Adams POV
I lay flat on my stomach, the frozen earth beneath me feeling like a lukewarm bed. To my kind, this new climate was perfect, a refreshing departure from the sweltering, oxygen-heavy atmosphere the humans preferred. My finger rested lightly on the trigger of the long-range rifle, the scope centered on the c*****e unfolding in the clearing. I took a breath, slow and measured, and squeezed.
The last of the Changelings—the mindless husks the humans called 'Monsters'—collapsed into the snow.
I’d neutralized the immediate biological threat, but I hadn't been fast enough to stop the Nova. We weren't supposed to interfere with their culls, but something about the girl’s frantic, desperation had pulled at a part of me I didn't know existed. I’d fired a warning shot at the Nova’s cover, jarring his aim, but he’d still squeezed off two rounds.
The first had torn into her side. The second though her leg.
I watched her through the lens. She was crawling, a trail of dark red marring the pristine white of the field, before she finally slumped forward, her body going still. I should leave. My mission was observation and infiltration, not rescue. If she stayed here, she would bleed out within the hour, or the scent of her blood would draw more Changelings. Either way, she was a variable that shouldn't matter.

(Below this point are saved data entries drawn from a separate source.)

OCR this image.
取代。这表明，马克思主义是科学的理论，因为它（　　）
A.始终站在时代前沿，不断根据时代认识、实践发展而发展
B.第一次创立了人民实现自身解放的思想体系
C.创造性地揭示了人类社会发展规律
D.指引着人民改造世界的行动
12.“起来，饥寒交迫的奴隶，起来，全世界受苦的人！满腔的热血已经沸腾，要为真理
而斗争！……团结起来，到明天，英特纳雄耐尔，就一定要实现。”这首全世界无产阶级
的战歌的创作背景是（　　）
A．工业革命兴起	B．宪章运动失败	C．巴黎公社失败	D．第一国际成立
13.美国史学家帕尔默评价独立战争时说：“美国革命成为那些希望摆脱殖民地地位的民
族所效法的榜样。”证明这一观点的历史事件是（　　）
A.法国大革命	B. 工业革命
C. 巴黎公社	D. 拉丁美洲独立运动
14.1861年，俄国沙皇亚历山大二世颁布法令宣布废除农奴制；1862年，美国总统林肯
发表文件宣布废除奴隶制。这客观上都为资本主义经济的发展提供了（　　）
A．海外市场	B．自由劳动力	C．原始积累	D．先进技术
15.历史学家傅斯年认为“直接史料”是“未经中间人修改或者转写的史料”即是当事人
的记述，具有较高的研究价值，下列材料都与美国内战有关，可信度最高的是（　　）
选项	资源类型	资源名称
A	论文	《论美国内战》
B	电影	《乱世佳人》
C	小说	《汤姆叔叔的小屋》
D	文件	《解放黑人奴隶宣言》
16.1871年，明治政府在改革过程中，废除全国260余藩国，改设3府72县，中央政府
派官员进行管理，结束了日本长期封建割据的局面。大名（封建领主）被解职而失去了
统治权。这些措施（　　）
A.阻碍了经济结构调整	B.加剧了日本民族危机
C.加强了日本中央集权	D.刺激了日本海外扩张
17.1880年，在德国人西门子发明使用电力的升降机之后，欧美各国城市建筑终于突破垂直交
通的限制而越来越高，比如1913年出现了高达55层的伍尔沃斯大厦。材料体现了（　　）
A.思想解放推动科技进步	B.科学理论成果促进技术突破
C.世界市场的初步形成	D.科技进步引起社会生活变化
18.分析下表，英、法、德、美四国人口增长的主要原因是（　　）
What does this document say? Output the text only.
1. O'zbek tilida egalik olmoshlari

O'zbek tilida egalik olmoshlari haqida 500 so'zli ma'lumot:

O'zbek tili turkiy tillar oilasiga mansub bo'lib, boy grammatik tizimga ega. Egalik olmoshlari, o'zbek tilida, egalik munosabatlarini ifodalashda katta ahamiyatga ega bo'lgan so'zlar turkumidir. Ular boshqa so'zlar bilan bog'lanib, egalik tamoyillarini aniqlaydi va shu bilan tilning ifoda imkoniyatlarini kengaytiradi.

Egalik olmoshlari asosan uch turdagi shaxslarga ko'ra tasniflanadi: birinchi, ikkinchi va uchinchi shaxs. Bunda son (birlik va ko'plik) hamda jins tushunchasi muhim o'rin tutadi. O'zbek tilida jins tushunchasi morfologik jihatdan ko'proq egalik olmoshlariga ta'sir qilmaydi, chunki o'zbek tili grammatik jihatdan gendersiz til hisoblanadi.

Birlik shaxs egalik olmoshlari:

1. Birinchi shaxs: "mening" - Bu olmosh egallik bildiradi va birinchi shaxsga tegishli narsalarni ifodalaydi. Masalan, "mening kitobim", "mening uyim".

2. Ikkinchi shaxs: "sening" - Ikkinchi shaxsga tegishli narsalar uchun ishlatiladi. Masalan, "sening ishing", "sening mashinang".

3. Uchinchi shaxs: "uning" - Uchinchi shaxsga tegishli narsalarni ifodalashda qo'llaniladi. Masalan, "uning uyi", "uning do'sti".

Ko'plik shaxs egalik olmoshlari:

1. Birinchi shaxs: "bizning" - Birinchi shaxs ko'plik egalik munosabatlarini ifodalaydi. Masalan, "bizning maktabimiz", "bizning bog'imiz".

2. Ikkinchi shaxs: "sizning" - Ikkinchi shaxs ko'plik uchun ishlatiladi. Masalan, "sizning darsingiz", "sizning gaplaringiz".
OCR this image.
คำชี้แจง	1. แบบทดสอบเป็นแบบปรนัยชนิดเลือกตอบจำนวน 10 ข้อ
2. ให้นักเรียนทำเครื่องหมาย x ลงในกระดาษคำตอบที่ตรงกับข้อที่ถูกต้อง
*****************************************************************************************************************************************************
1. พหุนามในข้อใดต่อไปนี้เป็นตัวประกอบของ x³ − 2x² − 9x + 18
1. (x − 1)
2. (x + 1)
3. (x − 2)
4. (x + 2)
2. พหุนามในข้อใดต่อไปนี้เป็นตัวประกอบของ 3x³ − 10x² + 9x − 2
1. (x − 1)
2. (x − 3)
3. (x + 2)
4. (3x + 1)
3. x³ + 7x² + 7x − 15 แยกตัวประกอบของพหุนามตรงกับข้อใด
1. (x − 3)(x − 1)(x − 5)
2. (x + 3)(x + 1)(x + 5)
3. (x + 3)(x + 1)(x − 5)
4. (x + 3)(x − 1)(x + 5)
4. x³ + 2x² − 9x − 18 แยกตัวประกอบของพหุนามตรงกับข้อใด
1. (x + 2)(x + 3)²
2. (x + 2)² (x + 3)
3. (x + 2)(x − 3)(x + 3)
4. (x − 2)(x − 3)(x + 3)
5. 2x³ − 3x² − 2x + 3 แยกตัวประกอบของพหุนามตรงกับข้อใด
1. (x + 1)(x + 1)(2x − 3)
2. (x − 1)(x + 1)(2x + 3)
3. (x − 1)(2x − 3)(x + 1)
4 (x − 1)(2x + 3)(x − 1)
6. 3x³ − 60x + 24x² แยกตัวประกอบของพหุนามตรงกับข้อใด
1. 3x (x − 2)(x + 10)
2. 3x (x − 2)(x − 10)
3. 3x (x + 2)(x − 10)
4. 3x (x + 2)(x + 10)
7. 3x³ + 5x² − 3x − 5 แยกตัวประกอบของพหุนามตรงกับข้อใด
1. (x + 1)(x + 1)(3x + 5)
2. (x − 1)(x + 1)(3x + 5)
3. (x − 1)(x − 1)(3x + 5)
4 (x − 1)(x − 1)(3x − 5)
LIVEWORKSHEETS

I started to push back from the ledge, ready to vanish into the timber, when it happened. A sharp, localized pressure flared in the center of my chest. It wasn't physical, but it was a stirring—a heavy pull of sympathy that defied everything I had been taught about the "parasites" inhabiting this world.
"Damn it," I hissed, the sound a strange, melodic friction in the quiet air.
I slung the rifle over my shoulder and moved. I didn't run; I glided, my enhanced reflexes allowing me to navigate the jagged rocks and ice with a fluid, predatory grace. By the time I reached her, she was completely unconscious, her face buried partly in a drift of snow.
Up close, she wasn't just another human. She was... striking.
Her skin, though turning a deathly, translucent pale from blood loss, looked as smooth as porcelain. I reached out, my bare fingers hesitating before I touched her cheek. Her skin was soft, shockingly delicate compared to the reinforced hide of my own kind. I traced the curve of her jaw, my eyes lingering on the way her dark, wavy hair fanned out against the snow like spilled ink. Even in this broken state, there was a quiet, stubborn strength in the set of her features.
She was beautiful. It was a human concept, one that usually felt hollow, but seeing her like this made the word feel heavy and real.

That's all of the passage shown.